Extract JSON from HTML using BeautifulSoup in Python

In this article, we are going to extract JSON from HTML using BeautifulSoup in Python.

Module needed

bs4: Beautiful Soup(bs4) is a Python library for pulling data out of HTML and XML files. This module does not come built-in with Python. To install this type the below command in the terminal.

pip install bs4

requests: Request allows you to send HTTP/1.1 requests extremely easily. This module also does not come built-in with Python.
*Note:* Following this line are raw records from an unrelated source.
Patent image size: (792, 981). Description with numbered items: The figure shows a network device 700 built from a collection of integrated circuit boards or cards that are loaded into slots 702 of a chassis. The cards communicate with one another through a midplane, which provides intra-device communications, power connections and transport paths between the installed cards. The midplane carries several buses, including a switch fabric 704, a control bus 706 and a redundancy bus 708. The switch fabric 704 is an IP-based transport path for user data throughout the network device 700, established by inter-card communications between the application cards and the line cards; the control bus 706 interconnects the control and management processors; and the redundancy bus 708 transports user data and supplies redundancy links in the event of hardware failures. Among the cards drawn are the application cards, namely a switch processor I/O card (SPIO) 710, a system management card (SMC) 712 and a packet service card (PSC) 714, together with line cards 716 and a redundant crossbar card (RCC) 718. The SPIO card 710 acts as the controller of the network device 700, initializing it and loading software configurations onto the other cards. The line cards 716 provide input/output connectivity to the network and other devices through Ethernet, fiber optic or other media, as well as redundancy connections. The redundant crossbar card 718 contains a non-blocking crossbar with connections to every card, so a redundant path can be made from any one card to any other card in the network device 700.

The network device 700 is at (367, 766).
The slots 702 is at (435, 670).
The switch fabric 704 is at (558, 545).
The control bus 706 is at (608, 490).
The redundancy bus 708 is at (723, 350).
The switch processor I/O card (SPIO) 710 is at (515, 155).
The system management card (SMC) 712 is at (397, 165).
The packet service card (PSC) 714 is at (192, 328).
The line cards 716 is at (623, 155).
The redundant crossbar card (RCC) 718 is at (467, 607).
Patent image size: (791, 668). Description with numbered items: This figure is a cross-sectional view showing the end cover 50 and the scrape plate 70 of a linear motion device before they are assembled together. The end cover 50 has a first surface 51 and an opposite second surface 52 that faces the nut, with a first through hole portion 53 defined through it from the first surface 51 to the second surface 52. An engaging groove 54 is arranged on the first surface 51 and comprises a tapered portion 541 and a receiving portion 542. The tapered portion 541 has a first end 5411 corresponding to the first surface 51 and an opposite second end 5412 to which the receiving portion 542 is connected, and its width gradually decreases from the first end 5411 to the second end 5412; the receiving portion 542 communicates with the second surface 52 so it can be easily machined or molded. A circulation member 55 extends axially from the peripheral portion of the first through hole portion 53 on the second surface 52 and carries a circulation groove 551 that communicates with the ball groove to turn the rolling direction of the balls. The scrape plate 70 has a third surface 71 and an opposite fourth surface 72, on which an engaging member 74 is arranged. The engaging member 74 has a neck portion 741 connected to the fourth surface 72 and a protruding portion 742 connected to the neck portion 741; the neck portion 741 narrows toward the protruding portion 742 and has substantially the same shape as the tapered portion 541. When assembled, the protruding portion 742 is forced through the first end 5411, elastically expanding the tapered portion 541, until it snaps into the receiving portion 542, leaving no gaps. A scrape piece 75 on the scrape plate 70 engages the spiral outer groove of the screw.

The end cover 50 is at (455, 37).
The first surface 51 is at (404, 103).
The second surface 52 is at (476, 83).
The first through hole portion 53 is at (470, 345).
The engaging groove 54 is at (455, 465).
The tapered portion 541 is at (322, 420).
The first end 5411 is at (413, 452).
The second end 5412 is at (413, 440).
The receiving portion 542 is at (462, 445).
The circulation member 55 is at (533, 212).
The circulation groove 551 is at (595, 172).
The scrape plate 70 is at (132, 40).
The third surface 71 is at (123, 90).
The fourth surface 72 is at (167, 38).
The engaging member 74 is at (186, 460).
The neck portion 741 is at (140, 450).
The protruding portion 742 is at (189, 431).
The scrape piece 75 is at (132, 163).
To install this type the below command in the terminal.

pip install requests

Approach:

Import all the required modules.
Pass the URL in the get function(UDF) so that it will pass a GET request to a URL, and it will return a response.

Syntax: requests.get(url, args)

Now Parse the HTML content using bs4.

Syntax: BeautifulSoup(page.text, ‘html.parser’)

Parameters:

page.text : It is the raw HTML content.

html.parser : Specifying the HTML parser we want to use.

Now get all the required data with find() function.

Now find the customer list with li, a, p tag where some unique class or id. You can open the webpage in the browser and inspect the relevant element by pressing right-click as shown in the figure.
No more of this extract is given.